W celu lepszego zrozumienia natury obserwowanej synchronizacji, fizycy poddawali pierścienie oscylatorów dodatkowym testom. Badano wrażliwość synchronizacji na szum o dużej intensywności wprowadzany w różne miejsca układów, symulowano różną liczbę oscylatorów w pierścieniu oraz efekty pojawiające się przy jego otwarciu. Analiza wyników pozwoliła ustalić, że w badanych pierścieniach oscylatorów synchronizacja na odległość jest nie tyle cechą charakterystyczną dla całego układu, ile wynikiem lokalnych oddziaływań poszczególnych oscylatorów z ich otoczeniem.
– Zrozumienie mechanizmów związanych z występowaniem złożonych współzależności między elementami w układach o różnej naturze jest wielkim wyzwaniem w naukach o zjawiskach nieliniowych.
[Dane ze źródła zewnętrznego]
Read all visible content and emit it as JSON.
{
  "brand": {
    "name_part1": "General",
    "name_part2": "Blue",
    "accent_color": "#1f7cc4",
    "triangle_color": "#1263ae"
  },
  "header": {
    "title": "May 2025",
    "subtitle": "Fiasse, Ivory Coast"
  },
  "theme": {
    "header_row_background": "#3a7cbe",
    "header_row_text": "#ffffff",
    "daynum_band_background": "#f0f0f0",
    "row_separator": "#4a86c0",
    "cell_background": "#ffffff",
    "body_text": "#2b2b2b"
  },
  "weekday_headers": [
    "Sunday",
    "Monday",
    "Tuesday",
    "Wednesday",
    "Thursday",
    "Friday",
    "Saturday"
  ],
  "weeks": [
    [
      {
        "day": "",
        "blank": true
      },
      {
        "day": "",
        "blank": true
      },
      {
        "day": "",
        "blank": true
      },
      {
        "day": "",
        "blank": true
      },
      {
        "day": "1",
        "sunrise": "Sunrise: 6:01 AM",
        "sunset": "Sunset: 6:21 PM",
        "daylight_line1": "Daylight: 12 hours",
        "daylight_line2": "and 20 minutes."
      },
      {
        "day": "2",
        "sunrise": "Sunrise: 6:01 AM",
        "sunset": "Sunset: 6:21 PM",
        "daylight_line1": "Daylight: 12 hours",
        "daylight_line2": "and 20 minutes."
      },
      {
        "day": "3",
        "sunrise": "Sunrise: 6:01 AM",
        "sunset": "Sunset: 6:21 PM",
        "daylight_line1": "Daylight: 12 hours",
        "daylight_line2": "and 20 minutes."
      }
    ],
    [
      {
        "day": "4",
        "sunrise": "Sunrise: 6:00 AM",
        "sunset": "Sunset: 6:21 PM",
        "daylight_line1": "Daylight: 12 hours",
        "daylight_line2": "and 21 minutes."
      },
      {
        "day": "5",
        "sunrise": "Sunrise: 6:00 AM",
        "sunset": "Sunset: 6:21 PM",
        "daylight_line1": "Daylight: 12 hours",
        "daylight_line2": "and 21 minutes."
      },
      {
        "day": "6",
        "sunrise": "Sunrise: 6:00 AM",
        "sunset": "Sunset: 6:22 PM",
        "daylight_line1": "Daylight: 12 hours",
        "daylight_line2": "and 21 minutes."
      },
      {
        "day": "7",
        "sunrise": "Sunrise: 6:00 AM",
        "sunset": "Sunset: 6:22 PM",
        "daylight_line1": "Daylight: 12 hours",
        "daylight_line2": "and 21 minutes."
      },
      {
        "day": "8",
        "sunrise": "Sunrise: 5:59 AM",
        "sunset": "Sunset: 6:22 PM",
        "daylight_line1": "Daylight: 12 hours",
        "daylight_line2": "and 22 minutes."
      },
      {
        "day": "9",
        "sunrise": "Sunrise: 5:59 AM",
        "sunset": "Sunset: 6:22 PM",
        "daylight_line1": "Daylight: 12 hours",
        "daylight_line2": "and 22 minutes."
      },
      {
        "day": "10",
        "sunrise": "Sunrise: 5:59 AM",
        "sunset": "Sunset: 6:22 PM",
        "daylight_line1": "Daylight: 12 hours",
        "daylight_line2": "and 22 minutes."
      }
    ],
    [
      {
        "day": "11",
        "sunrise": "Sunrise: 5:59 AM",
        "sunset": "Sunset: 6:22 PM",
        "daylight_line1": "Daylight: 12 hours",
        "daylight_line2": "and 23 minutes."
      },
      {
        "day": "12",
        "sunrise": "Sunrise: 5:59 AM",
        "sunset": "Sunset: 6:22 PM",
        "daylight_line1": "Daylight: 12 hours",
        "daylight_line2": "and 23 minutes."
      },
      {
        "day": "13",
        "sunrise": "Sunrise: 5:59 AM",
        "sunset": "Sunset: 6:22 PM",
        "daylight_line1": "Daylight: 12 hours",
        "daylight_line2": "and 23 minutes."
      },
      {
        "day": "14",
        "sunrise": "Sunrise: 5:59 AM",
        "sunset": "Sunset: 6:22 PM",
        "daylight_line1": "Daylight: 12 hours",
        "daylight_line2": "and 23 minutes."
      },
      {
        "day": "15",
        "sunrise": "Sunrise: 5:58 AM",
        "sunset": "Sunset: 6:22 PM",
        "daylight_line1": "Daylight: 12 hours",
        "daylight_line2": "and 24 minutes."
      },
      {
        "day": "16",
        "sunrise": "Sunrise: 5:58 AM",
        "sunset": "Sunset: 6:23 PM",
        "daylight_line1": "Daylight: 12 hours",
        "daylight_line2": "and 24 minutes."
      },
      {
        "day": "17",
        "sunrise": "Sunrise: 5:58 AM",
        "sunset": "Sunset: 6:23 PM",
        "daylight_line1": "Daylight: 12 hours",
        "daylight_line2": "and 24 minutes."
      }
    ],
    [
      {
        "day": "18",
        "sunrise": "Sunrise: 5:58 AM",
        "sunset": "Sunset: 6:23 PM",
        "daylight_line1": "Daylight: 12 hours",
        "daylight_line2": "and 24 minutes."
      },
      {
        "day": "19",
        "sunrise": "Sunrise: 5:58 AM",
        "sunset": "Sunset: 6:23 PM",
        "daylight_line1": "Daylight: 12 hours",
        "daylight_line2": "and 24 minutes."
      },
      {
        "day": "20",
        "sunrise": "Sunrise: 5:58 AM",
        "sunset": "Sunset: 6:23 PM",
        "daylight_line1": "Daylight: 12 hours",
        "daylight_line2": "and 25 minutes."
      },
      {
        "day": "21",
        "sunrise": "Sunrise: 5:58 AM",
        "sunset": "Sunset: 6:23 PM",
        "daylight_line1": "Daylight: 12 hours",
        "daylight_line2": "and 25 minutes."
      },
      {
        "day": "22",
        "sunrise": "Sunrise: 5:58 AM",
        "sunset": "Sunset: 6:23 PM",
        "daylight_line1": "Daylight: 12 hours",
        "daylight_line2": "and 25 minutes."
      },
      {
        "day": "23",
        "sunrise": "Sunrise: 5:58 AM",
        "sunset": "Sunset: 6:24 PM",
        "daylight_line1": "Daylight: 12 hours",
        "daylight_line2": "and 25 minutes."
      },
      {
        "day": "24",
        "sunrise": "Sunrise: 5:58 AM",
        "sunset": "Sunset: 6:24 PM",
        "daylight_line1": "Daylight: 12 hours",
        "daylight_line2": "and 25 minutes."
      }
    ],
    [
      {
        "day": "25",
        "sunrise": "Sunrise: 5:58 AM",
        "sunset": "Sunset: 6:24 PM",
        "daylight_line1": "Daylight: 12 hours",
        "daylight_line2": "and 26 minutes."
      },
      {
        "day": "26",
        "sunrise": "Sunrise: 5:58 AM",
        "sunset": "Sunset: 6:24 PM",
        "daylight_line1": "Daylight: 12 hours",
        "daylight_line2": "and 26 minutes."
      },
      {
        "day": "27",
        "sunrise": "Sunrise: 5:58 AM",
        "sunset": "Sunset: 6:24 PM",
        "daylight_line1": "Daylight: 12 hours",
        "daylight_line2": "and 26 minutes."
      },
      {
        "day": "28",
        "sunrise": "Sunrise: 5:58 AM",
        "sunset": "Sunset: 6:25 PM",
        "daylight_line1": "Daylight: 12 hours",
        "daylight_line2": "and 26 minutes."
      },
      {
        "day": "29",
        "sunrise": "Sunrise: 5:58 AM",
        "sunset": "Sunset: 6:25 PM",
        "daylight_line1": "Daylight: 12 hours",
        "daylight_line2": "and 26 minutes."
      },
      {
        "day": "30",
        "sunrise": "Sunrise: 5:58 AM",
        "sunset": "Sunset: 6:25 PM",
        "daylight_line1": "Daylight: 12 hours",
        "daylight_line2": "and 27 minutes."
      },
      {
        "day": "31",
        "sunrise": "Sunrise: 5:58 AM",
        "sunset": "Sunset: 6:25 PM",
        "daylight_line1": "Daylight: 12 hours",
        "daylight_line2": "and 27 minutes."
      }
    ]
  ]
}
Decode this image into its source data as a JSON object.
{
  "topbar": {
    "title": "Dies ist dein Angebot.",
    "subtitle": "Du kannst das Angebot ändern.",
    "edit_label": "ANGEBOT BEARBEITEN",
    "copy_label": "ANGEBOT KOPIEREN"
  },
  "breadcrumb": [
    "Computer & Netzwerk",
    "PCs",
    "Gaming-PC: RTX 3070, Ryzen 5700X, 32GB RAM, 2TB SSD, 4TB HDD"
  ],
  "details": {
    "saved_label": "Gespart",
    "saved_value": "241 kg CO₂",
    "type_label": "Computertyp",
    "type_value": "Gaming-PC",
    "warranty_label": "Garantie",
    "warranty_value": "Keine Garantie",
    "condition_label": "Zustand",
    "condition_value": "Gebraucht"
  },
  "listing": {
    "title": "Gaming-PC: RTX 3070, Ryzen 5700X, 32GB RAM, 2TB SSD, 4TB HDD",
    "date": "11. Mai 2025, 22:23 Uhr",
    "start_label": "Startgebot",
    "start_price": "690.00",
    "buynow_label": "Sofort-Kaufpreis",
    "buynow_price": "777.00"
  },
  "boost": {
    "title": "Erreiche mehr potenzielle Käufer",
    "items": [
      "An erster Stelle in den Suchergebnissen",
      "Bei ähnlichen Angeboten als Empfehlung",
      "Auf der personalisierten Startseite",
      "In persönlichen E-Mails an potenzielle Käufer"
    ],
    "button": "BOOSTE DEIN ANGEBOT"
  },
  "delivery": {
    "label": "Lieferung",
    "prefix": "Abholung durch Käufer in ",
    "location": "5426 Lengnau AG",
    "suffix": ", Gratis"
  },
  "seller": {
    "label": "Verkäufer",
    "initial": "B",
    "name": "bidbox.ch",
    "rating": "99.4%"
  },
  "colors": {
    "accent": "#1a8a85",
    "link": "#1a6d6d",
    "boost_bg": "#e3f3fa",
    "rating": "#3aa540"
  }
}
My dobrze poznaliśmy tylko pewną klasę mechanizmów odpowiedzialnych za niektóre rodzaje synchronizacji na odległość. Pełniejsza wiedza o podobnych procesach miałaby ogromne znaczenie teoretyczne i praktyczne. Kto wie, może potrafilibyśmy przewidywać na przykład kolektywne zachowania różnych sieci społecznych czy nawet rynków finansowych? – mówi prof. dr hab. Stanisław Drożdż (IFJ PAN, Politechnika Krakowska).